My father is gone, and his door stands wide open. We turn to the stairs, and a cold wind rushes up in our faces. We go down, and find the side-door that leads to the courtyard unfastened and ajar. There is not a soul in the courtyard. There is not the faintest glimmer of light from the guard-house windows. The sentry who walks perpetually to and fro in front of the gate is not at his post; and the gate is wide open!
Even Bertha sees by this time that something strange is afoot, and stares at me with a face of foolish wonder.
“Ach, Herr Gott!” she cries, clapping her hands together, “what's that?”
It is very faint, very distant; but quite audible in the dead silence of the night. In an instant I know what it is that has happened!
“It is the report of a musket!” I exclaim, seizing her by the hand, and dragging her across the courtyard. “Quick! quick! Oh, Monsieur Maurice! Monsieur Maurice!”
The night is very dark. There is no moon, and the stars, glimmering through a veil of haze, give little light. But we run as recklessly as if it were bright day, past the barracks, past the parade-ground, and round to the great gates on the garden side of the Château. These, however, are closed, and the sentry, standing watchful and motionless, with his musket made ready, refuses to let us through.

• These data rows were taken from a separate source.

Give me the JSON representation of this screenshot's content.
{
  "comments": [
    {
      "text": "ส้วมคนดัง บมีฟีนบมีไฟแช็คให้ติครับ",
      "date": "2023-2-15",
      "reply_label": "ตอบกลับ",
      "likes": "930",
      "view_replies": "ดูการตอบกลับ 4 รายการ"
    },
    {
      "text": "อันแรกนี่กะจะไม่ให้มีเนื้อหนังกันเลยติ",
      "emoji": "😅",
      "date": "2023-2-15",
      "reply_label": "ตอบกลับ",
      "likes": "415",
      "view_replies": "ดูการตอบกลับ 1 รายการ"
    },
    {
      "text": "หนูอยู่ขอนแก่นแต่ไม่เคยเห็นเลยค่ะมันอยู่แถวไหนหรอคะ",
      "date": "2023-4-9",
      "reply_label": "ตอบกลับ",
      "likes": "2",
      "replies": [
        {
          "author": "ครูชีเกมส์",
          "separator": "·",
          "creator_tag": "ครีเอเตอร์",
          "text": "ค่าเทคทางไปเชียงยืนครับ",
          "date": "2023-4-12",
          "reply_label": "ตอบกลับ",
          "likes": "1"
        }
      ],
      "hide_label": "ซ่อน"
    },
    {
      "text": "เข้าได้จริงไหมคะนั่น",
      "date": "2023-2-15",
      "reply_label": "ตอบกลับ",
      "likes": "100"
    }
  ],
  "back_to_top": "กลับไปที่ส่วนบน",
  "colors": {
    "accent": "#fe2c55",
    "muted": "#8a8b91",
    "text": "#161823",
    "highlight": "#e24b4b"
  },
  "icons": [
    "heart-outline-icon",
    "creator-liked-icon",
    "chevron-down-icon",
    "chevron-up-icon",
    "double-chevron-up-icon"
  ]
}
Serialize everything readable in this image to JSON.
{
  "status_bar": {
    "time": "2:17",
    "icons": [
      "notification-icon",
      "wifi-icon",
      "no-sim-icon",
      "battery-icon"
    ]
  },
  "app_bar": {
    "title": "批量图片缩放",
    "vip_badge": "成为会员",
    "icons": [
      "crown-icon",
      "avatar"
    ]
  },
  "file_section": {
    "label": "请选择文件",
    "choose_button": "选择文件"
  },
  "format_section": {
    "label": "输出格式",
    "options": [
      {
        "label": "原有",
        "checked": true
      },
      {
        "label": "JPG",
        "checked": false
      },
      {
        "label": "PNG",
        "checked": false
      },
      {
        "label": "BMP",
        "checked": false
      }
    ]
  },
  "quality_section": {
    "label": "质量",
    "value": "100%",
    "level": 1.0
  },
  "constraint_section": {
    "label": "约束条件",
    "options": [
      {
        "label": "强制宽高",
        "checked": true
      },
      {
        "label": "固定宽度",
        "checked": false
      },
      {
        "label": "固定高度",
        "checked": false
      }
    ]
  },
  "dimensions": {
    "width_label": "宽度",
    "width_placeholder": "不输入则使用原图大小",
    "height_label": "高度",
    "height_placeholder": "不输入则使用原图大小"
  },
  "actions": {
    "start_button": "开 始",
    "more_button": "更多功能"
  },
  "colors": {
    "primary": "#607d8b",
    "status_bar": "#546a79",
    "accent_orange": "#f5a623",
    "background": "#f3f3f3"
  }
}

In vain I remind him that I am privileged, and that none of these gates are ever closed against me. The man is inexorable.
“No, Fräulein Gretchen,” he says, “I dare not. This is not a fit hour for you to be out. Pray go home.”
“But Gaspar, good Gaspar,” I plead, clinging to the gate with both hands, “tell me if he has escaped! Hark; oh, hark! there it is again!”
And another, and another shot rings through the still night-air.